The findings come from a national review of peer-reviewed studies that evaluated VA on quality, safety, access, patient experience and comparative cost/efficiency. Of the 26 studies that looked at non-surgical care, 15 reported VA care was better than non-VA care and seven reported equal or mixed clinical quality outcomes. Of the 13 studies that looked at quality and safety in surgical care, 11 reported VA surgical care is comparable or better than non-VA care.
“These studies demonstrate that VA care is consistently as good or better than non-VA care, both in surgical and non-surgical settings,” VA Secretary Denis McDonough said. “VA’s public servants are here for veterans anytime, anyplace — even amid a pandemic.

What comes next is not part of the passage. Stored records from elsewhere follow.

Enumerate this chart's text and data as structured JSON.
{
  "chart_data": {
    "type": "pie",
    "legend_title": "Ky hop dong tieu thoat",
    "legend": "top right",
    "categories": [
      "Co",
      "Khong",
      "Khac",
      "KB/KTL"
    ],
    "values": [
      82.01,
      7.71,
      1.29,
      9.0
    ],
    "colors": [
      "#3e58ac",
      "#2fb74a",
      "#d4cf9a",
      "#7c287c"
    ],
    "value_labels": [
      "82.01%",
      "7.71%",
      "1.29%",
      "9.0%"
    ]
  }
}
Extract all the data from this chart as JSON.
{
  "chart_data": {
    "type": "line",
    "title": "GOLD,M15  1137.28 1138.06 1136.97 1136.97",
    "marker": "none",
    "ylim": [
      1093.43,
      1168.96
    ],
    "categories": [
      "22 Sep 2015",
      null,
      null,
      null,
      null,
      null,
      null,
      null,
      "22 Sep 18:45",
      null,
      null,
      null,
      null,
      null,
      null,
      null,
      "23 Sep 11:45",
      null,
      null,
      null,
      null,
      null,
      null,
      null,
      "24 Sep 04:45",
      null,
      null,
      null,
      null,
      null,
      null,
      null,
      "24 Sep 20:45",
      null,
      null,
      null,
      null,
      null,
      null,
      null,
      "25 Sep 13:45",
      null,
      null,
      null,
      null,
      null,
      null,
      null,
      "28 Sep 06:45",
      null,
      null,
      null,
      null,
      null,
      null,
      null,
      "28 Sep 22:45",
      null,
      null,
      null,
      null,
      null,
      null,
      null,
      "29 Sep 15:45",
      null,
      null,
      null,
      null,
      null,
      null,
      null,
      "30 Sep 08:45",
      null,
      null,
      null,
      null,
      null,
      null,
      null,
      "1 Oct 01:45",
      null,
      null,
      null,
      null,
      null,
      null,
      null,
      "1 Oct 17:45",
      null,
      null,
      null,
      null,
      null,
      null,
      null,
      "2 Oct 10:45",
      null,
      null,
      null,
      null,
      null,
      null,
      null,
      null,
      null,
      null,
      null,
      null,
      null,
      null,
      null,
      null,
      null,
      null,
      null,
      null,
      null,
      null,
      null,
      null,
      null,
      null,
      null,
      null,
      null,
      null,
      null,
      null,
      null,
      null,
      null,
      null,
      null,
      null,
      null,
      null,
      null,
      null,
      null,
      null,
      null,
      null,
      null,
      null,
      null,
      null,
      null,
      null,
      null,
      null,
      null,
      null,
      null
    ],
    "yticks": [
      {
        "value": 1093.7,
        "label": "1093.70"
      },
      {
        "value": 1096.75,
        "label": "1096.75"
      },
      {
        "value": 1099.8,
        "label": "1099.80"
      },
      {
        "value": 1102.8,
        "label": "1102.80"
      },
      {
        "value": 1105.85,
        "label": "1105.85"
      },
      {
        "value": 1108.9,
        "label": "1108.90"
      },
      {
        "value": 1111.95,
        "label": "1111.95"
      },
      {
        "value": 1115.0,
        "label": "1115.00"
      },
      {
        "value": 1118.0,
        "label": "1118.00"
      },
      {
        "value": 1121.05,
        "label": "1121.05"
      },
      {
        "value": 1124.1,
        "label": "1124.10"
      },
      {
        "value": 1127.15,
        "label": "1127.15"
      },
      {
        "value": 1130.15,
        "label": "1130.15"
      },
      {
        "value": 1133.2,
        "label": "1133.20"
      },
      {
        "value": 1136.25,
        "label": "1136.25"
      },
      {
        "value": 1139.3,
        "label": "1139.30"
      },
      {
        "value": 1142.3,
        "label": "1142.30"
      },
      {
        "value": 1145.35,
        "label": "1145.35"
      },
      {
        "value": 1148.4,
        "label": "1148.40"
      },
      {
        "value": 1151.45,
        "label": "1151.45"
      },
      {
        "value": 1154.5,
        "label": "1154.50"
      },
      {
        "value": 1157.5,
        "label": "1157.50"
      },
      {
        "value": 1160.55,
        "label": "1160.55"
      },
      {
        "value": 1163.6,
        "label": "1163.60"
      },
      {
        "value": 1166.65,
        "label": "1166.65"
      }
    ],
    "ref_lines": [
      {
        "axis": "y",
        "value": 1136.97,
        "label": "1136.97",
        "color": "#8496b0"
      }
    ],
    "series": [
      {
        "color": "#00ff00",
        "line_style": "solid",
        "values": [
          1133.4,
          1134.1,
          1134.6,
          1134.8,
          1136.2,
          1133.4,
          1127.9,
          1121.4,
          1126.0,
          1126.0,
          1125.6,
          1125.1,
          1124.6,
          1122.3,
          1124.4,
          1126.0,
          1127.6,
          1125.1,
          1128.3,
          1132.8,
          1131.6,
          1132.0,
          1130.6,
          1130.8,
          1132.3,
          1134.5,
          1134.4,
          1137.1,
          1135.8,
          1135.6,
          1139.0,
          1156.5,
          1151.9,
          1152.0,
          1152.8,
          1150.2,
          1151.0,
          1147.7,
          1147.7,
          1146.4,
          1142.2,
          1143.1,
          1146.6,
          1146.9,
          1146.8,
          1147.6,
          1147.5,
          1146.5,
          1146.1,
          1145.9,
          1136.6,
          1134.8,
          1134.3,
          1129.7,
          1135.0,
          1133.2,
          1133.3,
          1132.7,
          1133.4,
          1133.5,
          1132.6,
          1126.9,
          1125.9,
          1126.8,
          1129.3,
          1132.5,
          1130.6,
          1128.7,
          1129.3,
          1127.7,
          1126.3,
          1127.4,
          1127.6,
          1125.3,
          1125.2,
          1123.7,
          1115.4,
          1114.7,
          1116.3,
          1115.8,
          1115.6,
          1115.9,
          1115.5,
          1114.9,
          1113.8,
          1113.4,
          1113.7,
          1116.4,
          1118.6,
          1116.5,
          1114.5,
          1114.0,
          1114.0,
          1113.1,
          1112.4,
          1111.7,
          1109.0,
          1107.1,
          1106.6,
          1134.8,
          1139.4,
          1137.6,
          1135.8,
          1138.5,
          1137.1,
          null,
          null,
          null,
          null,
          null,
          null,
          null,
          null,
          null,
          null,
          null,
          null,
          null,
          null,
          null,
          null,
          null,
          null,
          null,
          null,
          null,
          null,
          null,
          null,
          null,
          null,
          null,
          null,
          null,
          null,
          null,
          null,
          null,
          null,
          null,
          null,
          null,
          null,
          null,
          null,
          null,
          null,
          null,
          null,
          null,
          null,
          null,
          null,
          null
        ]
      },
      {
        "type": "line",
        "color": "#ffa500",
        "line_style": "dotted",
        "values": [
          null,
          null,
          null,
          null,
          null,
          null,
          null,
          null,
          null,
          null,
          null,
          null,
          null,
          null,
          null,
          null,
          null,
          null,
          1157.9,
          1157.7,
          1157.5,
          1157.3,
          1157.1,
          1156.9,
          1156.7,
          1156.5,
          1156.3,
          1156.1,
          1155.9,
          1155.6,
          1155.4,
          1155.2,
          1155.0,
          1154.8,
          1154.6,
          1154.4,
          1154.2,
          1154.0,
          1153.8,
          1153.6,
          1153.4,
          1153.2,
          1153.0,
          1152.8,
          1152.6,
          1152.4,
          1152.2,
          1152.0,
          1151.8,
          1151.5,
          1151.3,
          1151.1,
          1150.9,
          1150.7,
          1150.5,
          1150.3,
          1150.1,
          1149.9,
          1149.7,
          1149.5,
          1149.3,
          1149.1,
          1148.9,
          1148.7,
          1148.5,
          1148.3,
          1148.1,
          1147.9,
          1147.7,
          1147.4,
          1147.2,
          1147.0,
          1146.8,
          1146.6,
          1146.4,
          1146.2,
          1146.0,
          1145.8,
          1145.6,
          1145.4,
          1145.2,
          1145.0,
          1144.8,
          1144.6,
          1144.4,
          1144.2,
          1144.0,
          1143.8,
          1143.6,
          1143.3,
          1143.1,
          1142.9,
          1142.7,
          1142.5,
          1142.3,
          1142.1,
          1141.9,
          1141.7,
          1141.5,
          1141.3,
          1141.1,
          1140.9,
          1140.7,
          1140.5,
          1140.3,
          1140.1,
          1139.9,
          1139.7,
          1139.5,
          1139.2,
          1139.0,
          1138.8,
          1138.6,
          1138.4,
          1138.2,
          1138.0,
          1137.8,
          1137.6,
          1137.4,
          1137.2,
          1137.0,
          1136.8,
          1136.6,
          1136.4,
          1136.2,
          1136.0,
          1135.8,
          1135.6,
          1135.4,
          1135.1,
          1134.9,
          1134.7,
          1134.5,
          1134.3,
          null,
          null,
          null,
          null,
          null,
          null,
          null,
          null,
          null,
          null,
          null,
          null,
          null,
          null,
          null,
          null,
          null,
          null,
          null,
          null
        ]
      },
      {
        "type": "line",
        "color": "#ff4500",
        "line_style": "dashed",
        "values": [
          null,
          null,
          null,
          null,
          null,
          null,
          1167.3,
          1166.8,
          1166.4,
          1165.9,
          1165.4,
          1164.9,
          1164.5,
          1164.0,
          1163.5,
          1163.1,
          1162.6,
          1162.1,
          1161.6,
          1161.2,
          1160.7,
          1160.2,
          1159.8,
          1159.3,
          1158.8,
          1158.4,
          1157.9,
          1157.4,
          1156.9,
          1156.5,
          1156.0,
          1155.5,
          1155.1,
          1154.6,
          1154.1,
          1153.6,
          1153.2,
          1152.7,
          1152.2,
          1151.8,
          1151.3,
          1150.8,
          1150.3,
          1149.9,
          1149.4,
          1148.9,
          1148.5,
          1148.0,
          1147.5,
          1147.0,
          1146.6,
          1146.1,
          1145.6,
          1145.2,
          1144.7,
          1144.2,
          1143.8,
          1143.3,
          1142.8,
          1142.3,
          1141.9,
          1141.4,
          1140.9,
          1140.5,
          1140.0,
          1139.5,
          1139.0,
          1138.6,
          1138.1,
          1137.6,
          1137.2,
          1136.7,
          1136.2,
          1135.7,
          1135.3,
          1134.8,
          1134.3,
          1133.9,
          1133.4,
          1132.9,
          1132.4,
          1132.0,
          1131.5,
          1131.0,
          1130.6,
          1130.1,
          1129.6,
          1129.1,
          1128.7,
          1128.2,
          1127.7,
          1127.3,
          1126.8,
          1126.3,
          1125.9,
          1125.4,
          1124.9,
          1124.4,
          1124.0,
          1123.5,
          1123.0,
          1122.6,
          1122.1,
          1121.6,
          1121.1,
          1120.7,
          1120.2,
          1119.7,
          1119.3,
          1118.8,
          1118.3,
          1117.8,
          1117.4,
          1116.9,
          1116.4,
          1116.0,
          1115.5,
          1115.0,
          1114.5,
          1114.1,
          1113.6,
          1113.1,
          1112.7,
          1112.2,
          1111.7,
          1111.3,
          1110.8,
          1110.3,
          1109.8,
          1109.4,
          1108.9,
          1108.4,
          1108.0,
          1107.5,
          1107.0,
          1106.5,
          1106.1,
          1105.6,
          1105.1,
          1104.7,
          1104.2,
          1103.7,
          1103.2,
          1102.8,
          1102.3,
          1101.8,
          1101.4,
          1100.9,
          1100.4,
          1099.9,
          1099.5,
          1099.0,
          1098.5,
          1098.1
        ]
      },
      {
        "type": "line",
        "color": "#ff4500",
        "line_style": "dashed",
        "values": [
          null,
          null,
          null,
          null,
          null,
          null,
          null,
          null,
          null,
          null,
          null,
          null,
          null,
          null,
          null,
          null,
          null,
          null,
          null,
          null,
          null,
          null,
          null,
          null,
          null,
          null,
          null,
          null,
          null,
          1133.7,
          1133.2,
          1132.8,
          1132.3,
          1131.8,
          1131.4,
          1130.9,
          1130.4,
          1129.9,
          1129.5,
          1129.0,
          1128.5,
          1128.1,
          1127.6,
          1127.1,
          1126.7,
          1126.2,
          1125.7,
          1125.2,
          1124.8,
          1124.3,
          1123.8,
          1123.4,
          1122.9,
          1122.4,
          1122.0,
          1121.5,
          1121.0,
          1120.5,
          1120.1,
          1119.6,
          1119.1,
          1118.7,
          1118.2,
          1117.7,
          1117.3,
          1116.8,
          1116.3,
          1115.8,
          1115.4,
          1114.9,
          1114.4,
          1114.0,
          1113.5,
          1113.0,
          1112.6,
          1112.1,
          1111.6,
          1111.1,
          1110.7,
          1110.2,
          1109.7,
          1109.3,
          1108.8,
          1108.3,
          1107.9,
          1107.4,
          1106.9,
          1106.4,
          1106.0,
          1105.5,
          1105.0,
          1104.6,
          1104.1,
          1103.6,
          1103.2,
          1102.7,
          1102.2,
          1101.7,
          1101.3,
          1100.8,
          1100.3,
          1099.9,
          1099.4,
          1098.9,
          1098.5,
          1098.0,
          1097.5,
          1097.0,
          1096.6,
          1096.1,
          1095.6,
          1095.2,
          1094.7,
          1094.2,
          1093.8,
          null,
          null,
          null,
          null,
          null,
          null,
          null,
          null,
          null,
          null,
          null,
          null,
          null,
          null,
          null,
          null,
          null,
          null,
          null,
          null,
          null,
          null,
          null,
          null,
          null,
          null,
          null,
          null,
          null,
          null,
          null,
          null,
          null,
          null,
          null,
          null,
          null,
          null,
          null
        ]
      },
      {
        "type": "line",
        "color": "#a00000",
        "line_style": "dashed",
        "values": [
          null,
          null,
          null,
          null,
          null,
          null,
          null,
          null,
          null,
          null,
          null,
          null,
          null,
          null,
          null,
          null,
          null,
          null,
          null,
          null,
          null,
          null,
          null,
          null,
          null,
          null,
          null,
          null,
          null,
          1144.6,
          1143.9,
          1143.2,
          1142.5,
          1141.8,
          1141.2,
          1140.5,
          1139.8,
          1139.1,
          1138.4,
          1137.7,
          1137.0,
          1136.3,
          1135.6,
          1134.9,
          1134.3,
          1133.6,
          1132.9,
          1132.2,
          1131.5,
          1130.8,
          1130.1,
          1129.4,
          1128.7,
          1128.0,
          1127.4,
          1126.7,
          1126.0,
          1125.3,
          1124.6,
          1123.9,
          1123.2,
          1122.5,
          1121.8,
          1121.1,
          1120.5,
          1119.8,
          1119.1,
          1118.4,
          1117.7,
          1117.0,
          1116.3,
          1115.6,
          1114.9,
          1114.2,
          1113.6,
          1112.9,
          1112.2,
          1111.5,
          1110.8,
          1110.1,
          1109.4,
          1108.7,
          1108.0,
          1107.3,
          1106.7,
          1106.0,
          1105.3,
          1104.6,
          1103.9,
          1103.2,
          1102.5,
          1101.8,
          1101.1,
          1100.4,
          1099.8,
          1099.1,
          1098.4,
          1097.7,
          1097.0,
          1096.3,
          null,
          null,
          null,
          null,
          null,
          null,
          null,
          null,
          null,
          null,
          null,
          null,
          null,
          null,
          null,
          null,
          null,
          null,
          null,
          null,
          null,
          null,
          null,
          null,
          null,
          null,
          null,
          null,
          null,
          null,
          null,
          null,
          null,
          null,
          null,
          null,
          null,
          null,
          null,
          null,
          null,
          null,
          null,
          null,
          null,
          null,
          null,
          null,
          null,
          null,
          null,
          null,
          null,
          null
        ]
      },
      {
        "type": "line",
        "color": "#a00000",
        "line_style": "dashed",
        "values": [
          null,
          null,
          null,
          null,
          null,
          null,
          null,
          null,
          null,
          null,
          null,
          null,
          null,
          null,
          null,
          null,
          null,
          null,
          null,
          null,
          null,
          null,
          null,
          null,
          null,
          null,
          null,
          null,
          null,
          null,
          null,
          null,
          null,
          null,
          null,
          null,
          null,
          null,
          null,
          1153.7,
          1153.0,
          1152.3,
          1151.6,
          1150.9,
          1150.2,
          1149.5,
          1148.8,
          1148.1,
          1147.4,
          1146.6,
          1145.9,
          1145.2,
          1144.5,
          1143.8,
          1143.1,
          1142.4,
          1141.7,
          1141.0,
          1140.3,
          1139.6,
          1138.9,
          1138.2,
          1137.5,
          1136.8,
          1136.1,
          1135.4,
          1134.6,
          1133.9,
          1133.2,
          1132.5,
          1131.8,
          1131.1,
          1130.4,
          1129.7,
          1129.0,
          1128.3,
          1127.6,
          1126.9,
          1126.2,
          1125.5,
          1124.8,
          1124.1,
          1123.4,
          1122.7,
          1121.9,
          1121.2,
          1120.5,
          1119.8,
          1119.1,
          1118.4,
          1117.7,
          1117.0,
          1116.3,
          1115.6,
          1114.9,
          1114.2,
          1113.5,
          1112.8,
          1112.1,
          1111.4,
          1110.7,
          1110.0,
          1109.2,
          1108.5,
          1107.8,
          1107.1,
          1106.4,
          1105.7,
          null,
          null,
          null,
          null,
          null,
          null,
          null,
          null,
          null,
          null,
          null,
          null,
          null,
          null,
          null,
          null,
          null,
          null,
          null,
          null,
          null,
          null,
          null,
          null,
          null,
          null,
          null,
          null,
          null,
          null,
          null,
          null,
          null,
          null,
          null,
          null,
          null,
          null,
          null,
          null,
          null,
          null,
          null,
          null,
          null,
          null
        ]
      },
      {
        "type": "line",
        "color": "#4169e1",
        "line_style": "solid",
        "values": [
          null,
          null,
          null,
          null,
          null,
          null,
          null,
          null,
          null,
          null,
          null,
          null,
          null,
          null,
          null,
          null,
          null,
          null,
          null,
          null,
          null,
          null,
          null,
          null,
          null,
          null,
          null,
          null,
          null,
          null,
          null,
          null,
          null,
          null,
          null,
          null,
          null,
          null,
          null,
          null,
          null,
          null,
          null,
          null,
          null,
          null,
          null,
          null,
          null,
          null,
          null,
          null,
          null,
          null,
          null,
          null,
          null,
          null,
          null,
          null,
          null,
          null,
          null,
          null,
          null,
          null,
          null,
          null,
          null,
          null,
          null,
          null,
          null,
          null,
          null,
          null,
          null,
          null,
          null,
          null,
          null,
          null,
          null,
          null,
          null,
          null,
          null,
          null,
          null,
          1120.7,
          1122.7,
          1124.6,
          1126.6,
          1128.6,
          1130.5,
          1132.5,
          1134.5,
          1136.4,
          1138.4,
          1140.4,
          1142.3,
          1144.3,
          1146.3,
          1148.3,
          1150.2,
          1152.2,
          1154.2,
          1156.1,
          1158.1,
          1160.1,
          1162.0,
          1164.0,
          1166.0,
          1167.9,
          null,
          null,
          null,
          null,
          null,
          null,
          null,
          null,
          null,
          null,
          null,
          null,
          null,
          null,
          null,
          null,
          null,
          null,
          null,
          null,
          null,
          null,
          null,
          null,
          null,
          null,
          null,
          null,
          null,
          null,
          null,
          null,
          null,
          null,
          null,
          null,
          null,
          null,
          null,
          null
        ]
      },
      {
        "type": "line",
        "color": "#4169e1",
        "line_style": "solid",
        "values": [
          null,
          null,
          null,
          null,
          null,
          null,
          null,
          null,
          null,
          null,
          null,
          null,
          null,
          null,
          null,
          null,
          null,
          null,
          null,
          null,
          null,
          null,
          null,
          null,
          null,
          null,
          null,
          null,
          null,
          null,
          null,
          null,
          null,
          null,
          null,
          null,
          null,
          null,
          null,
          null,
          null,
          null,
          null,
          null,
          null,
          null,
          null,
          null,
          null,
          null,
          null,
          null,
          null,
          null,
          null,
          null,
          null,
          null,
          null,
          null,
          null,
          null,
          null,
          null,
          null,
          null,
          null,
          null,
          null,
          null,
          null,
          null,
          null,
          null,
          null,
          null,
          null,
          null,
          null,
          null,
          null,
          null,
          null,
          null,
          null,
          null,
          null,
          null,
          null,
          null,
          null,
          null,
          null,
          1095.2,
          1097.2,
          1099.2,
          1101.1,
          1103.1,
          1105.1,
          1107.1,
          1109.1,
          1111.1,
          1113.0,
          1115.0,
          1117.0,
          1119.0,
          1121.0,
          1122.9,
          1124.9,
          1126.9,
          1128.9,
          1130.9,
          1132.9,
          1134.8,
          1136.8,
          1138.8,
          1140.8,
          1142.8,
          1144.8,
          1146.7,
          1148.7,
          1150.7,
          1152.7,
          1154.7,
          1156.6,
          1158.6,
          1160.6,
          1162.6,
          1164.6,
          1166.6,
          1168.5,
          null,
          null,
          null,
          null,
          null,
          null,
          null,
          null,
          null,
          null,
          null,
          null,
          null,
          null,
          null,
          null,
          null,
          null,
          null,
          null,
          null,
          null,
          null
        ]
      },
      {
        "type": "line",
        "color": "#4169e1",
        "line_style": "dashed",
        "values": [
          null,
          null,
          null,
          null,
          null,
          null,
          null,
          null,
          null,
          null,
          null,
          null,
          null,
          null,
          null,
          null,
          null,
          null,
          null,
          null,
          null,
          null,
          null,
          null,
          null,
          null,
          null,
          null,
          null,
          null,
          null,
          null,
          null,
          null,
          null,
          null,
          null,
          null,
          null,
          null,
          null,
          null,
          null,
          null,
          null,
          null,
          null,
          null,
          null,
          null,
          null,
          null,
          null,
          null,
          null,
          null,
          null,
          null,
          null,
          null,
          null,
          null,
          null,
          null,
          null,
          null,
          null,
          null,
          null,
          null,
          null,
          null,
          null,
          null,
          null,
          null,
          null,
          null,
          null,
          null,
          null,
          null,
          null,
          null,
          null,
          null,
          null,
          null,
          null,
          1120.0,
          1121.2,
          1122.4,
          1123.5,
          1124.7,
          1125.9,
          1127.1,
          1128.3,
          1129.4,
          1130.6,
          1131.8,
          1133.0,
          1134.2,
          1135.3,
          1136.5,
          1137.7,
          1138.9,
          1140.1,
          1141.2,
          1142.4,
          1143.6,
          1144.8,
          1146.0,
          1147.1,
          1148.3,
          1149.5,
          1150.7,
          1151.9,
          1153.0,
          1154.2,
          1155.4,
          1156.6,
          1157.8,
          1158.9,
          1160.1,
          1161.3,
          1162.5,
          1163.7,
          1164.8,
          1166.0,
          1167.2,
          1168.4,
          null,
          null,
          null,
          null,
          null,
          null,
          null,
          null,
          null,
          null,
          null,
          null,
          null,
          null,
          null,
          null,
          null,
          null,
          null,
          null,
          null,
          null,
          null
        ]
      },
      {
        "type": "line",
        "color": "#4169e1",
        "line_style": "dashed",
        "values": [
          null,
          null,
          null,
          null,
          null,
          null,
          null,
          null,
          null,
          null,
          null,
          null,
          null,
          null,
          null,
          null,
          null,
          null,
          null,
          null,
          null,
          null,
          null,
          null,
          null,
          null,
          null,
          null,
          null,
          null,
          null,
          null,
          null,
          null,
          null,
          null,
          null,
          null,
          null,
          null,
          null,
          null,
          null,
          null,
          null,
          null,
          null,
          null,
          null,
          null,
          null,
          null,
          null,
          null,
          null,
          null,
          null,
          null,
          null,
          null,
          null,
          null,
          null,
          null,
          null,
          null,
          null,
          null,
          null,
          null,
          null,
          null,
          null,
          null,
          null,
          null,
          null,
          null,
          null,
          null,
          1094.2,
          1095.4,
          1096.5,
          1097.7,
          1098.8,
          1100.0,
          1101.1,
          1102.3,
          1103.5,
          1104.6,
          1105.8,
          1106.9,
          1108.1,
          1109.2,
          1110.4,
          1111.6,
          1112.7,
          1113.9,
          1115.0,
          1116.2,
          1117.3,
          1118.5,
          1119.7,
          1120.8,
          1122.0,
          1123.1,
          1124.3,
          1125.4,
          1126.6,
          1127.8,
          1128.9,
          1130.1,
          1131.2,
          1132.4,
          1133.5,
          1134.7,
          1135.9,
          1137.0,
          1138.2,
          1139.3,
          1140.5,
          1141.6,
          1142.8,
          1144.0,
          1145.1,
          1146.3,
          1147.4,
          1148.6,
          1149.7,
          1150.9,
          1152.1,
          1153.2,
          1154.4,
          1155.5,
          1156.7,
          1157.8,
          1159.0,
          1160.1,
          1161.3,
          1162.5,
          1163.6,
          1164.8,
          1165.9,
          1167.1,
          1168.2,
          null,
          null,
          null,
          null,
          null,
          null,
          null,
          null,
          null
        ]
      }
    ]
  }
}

Our goal at VA is to deliver world-class care to every veteran, every time, and we will never settle for anything less.”
This year’s systematic review included studies published between 2015 and 2021. This is the third systematic review of studies comparing VA care to non-VA care, the most recent of which was published in 2017.
Each of these systematic reviews has come to the same conclusion: on average, VA care is better than or comparable to non-VA care in the domains of clinical quality and safety.
This review was conducted by researchers at the VA Greater Los Angeles Healthcare System in California and the University of California, Los Angeles.